RENEE MONTAGNE, host:

And a long-term trend in rural Britain could be ending. Britain's Royal Mail plans to close thousands of rural sub-post offices, and it has been criticized by groups trying to preserve the English countryside. The groups say the move will hit traditional village shops that depend on post office business for much of their income and weaken communities already affected by high unemployment, declining services and the lack of affordable housing for young families.

Some communities are turning to that other British institution, the Village Pub, for a solution.

NPR's Rob Gifford reports from the Lake District in the north of England.

ROB GIFFORD: The Lake District is the epitome of beautiful rural England, dry stonewalls crisscross the lush green fields. The lakes attract tens of thousands of visitors each year. But the communities that make up the region away from the main tourist centers are under threat. Places like Witherslack, which is, or was the typical English village. Was because though it's still has a church and a small school, in the last two years, it's seen the closure of many crucial services. Most recently, says long-time resident Steph Fry(ph), its precious only pub, now boarded up at the center of the village.

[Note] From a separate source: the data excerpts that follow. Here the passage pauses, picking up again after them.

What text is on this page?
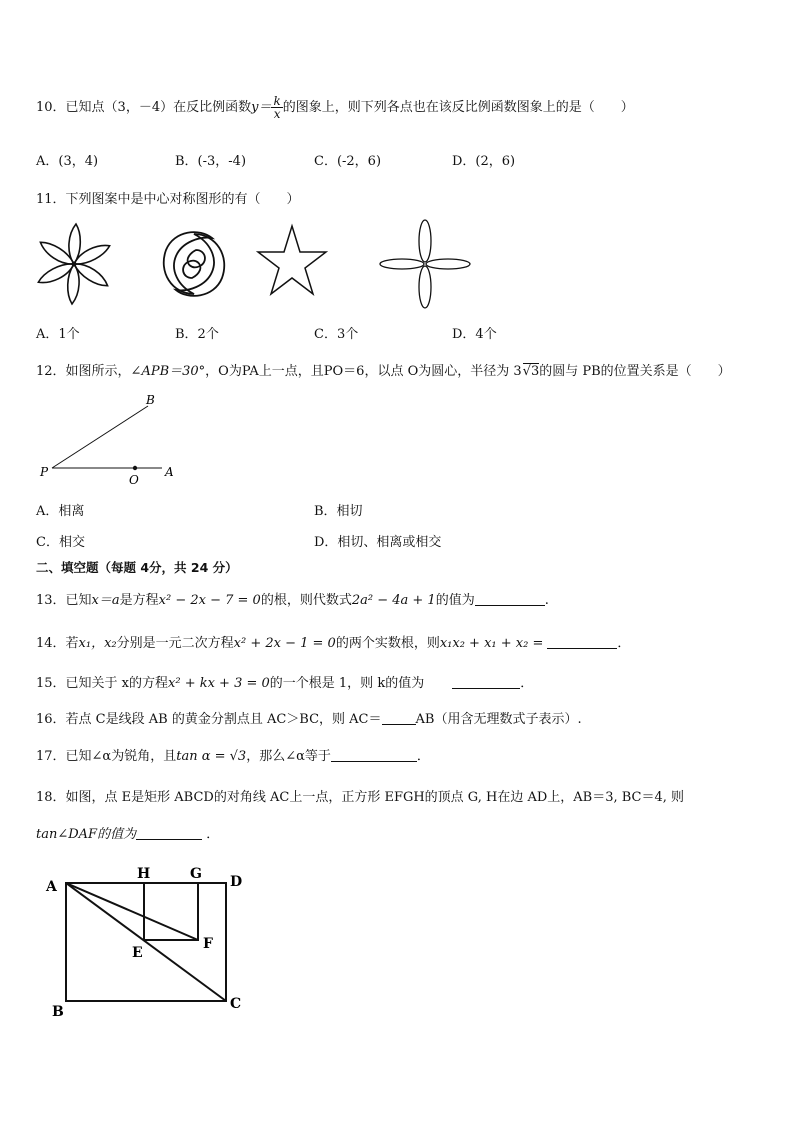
10．已知点（3，－4）在反比例函数$y= \frac{k}{x}$ 的图象上，则下列各点也在该反比例函数图象上的是（　　）
A．(3，4)	B．(-3，-4)	C．(-2，6)	D．(2，6)
11．下列图案中是中心对称图形的有（　　）
A．1个	B．2个	C．3个	D．4个
12．如图所示，∠APB＝30°，O为PA上一点，且PO＝6，以点 O为圆心，半径为 3√3的圆与 PB的位置关系是（　　）
P
O
A
B
A．相离	B．相切
C．相交	D．相切、相离或相交
二、填空题（每题 4分，共 24 分）
13．已知x＝a是方程x² − 2x − 7 = 0的根，则代数式2a² − 4a + 1的值为	.
14．若x₁，x₂分别是一元二次方程x² + 2x − 1 = 0的两个实数根，则x₁x₂ + x₁ + x₂ =	．
15．已知关于 x的方程x² + kx + 3 = 0的一个根是 1，则 k的值为	．
16．若点 C是线段 AB 的黄金分割点且 AC＞BC，则 AC＝	AB（用含无理数式子表示）.
17．已知∠α为锐角，且tan α = √3，那么∠α等于	．
18．如图，点 E是矩形 ABCD的对角线 AC上一点，正方形 EFGH的顶点 G, H在边 AD上，AB＝3, BC＝4, 则
tan∠DAF的值为	．
A
B	C
D
E
F
G
H
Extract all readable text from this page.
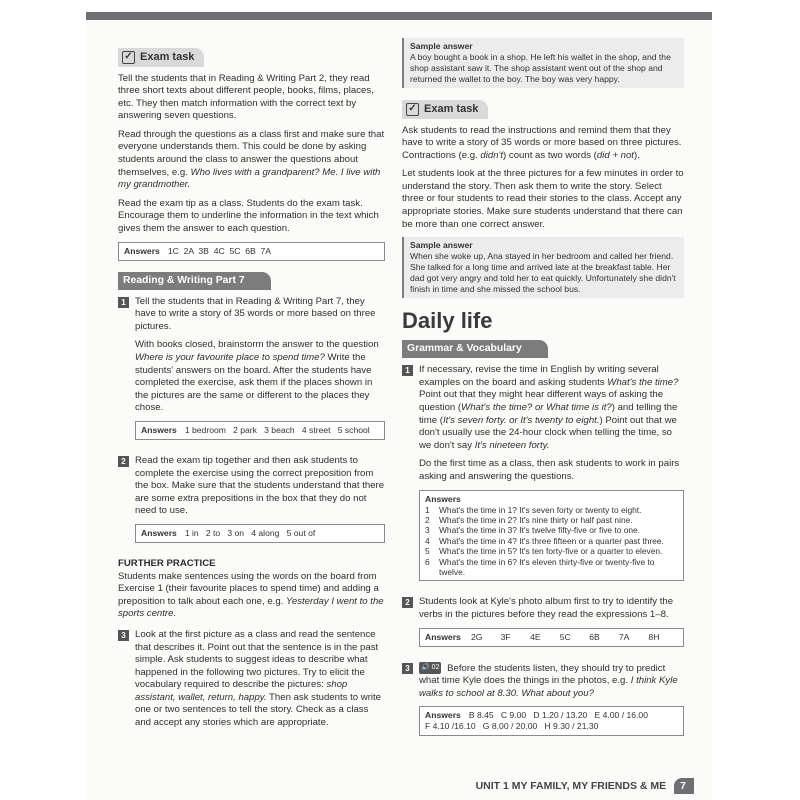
✓ Exam task

Tell the students that in Reading & Writing Part 2, they read three short texts about different people, books, films, places, etc. They then match information with the correct text by answering seven questions.

Read through the questions as a class first and make sure that everyone understands them. This could be done by asking students around the class to answer the questions about themselves, e.g. Who lives with a grandparent? Me. I live with my grandmother.

Read the exam tip as a class. Students do the exam task. Encourage them to underline the information in the text which gives them the answer to each question.

Answers 1C  2A  3B  4C  5C  6B  7A
Reading & Writing Part 7
1 Tell the students that in Reading & Writing Part 7, they have to write a story of 35 words or more based on three pictures.

With books closed, brainstorm the answer to the question Where is your favourite place to spend time? Write the students' answers on the board. After the students have completed the exercise, ask them if the places shown in the pictures are the same or different to the places they chose.

Answers 1 bedroom   2 park   3 beach   4 street   5 school
2 Read the exam tip together and then ask students to complete the exercise using the correct preposition from the box. Make sure that the students understand that there are some extra prepositions in the box that they do not need to use.

Answers 1 in   2 to   3 on   4 along   5 out of
FURTHER PRACTICE

Students make sentences using the words on the board from Exercise 1 (their favourite places to spend time) and adding a preposition to talk about each one, e.g. Yesterday I went to the sports centre.

3 Look at the first picture as a class and read the sentence that describes it. Point out that the sentence is in the past simple. Ask students to suggest ideas to describe what happened in the following two pictures. Try to elicit the vocabulary required to describe the pictures: shop assistant, wallet, return, happy. Then ask students to write one or two sentences to tell the story. Check as a class and accept any stories which are appropriate.

Sample answer
A boy bought a book in a shop. He left his wallet in the shop, and the shop assistant saw it. The shop assistant went out of the shop and returned the wallet to the boy. The boy was very happy.
✓ Exam task

Ask students to read the instructions and remind them that they have to write a story of 35 words or more based on three pictures. Contractions (e.g. didn't) count as two words (did + not).

Let students look at the three pictures for a few minutes in order to understand the story. Then ask them to write the story. Select three or four students to read their stories to the class. Accept any appropriate stories. Make sure students understand that there can be more than one correct answer.

Sample answer
When she woke up, Ana stayed in her bedroom and called her friend. She talked for a long time and arrived late at the breakfast table. Her dad got very angry and told her to eat quickly. Unfortunately she didn't finish in time and she missed the school bus.
Daily life
Grammar & Vocabulary
1 If necessary, revise the time in English by writing several examples on the board and asking students What's the time? Point out that they might hear different ways of asking the question (What's the time? or What time is it?) and telling the time (It's seven forty. or It's twenty to eight.) Point out that we don't usually use the 24-hour clock when telling the time, so we don't say It's nineteen forty.

Do the first time as a class, then ask students to work in pairs asking and answering the questions.

Answers
1	What's the time in 1? It's seven forty or twenty to eight.
2	What's the time in 2? It's nine thirty or half past nine.
3	What's the time in 3? It's twelve fifty-five or five to one.
4	What's the time in 4? It's three fifteen or a quarter past three.
5	What's the time in 5? It's ten forty-five or a quarter to eleven.
6	What's the time in 6? It's eleven thirty-five or twenty-five to twelve.
2 Students look at Kyle's photo album first to try to identify the verbs in the pictures before they read the expressions 1–8.

Answers 2G	3F	4E	5C	6B	7A	8H
3	🔊 02 Before the students listen, they should try to predict what time Kyle does the things in the photos, e.g. I think Kyle walks to school at 8.30. What about you?

Answers B 8.45   C 9.00   D 1.20 / 13.20   E 4.00 / 16.00
F 4.10 /16.10   G 8.00 / 20.00   H 9.30 / 21.30
UNIT 1 MY FAMILY, MY FRIENDS & ME	7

Ms. STEPH FRY (Resident, Lake District, England): This is the Derby Arms, which has been around since Victorian times. It's all closed down completely now and it will need major renovations to get it up and running and make it viable again. And as a consequence of that going, we've also lost over services like the village shop and the post office went with it. There's less young families, so there's less children around, which means the school is now on the threat as well. Then it effects the church because there's no Christenings, there's fewer weddings, the congregation has dwindled down. So affectively, we'll end up with a ghost town, a ghost village. `

GIFFORD: Fry says it's happening all over the Lake District, and indeed, all over Britain. Rural transport and healthcare are poor or nonexistent when the decline of farming has further affected rural communities. She and other local residents have now formed a cooperative to buy up the pub building and the old store and prevent them being sold off as holiday homes. Just 30 miles away, another village has found a possible solution.

(Soundbite of noise)

GIFFORD: Despite threats of closure, Ravenstonedale still has its own school with just over 30 people. But in recent years, the village also lost its shop and its post office and villagers have to drive miles just to buy a pint of milk. But then, Luis and Allan Dinis(ph) bought the villages' rundown pub, the Black Swan, renovated it and converted one of their ground floor bedrooms into the village's new general store.

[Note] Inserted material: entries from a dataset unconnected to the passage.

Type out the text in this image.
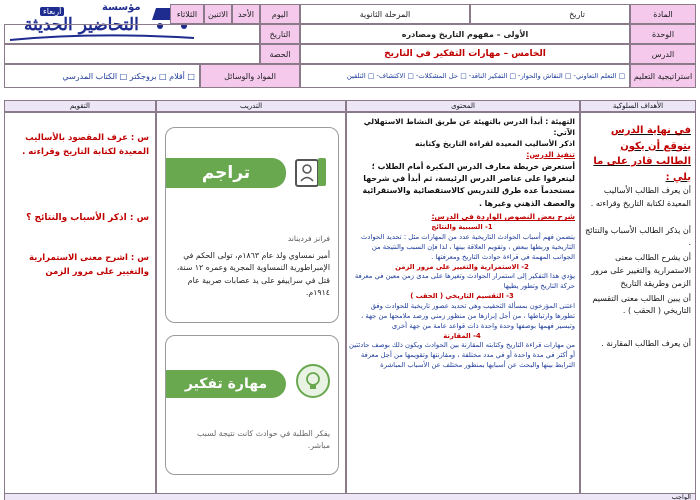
أربعاء	مؤسسة
التحاضير الحديثة
المادة
تاريخ
المرحلة الثانوية
اليوم
الأحد
الاثنين
الثلاثاء
الوحدة
الأولى – مفهوم التاريخ ومصادره
التاريخ
الدرس
الخامس – مهارات التفكير في التاريخ
الحصة
استراتيجية التعليم
□ التعلم التعاوني- □ النقاش والحوار- □ التفكير الناقد- □ حل المشكلات- □ الاكتشاف- □ التلقين
المواد والوسائل
□ أقلام □ بروجكتر □ الكتاب المدرسي
الأهداف السلوكية
المحتوى
التدريب
التقويم
في نهاية الدرس يتوقع أن يكون الطالب قادر على ما يلي :

أن يعرف الطالب الأساليب المعيدة لكتابة التاريخ وقراءته .

أن يذكر الطالب الأسباب والنتائج .

أن يشرح الطالب معنى الاستمرارية والتغيير على مرور الزمن وطريقة التاريخ

أن يبين الطالب معنى التقسيم التاريخي ( الحقب ) .

أن يعرف الطالب المقارنة .

التهيئة : أبدأ الدرس بالتهيئة عن طريق النشاط الاستهلالي الآتي:

اذكر الأساليب المعيدة لقراءة التاريخ وكتابته

تنفيذ الدرس:

أستعرض خريطة معارف الدرس المكبرة أمام الطلاب ؛ ليتعرفوا على عناصر الدرس الرئيسة، ثم أبدأ في شرحها مستخدماً عدة طرق للتدريس كالاستقصائية والاستقرائية والعصف الذهني وغيرها .

شرح بعض النصوص الواردة في الدرس:

1- السببية والنتائج

يتضمن فهم أسباب الحوادث التاريخية عدد من المهارات مثل : تحديد الحوادث التاريخية وربطها ببعض ، وتقويم العلاقة بينها ، لذا فإن السبب والنتيجة من الجوانب المهمة في قراءة حوادث التاريخ ومعرفتها .

2- الاستمرارية والتغيير على مرور الزمن

يؤدي هذا التفكير إلى استمرار الحوادث وتغيرها على مدى زمن معين في معرفة حركة التاريخ وتطور يطيها

3- التقسيم التاريخي ( الحقب )

اعتنى المؤرخون بمسألة التحقيب وهي تحديد عصور تاريخية للحوادث وفق تطورها وارتباطها ، من أجل إبرازها من منظور زمني ورصد ملامحها من جهة ، وتبسير فهمها بوصفها وحدة واحدة ذات قواعد عامة من جهة أخرى

4- المقارنة

من مهارات قراءة التاريخ وكتابته المقارنة بين الحوادث ويكون ذلك بوصف حادثتين أو أكثر في مدة واحدة أو في مدد مختلفة ، ومقارنتها وتقويمها من أجل معرفة الترابط بينها والبحث عن أسبابها بمنظور مختلف عن الأسباب المباشرة

تراجم
فرانز فرديناند
أمير نمساوي ولد عام ١٨٦٣م، تولى الحكم في الإمبراطورية النمساوية المجرية وعمره ١٢ سنة، قتل في سراييفو على يد عصابات صربية عام ١٩١٤م.
مهارة تفكير
يفكر الطلبة في حوادث كانت نتيجة لسبب مباشر.
س : عرف المقصود بالأساليب المعيدة لكتابة التاريخ وقراءته .
س : اذكر الأسباب والنتائج ؟
س : اشرح معنى الاستمرارية والتغيير على مرور الزمن
الواجب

Ms. DINIS (Owner, The Black Swan): We're never going to make anywhere near as much money as we would have (unintelligible) been a bedroom, but that doesn't matter. It's exactly what it was meant to do, which was bring the community together and people that wouldn't abuse the pub are using the shop and everyone is now involved and it is a focal point in the village.

GIFFORD: The Dinis's were helped in their move by an organization called The Pub is the Hub, a group that is trying to revive rural community.

(Unidentified Woman): Hello, Sally. Hello, hello, hello. I'm all right. Thank you. Yes, I'm fine.

GIFFORD: The store has transformed the village for long-time residents such as Caroline Morris(ph), who says people are looking for an alternative to the super stores and urban life.

Ms. CAROLINE MORRIS (Resident, Ravenstonedale): Now, gradually, things are beginning - people are beginning to center into Ravenstonedale again, more, helped by things like the shop - which suddenly is exciting to have our own shop instead of being exciting to go to the supermarket have your shop in the village. Yes, wonderful. And people realize now that supermarkets and all that are not all that they've cracked up to be, that it's destroying something. And then miss the community.

GIFFORD: Just a few weeks ago, the village of Ravenstonedale held its first music festival on the village green. Luis Dinis has started providing a basic postal service for the village residents. She's applied to open an official post office in the Black Swan beside the store.

Rob Gifford, NPR News, in the Lake District, northwest, England.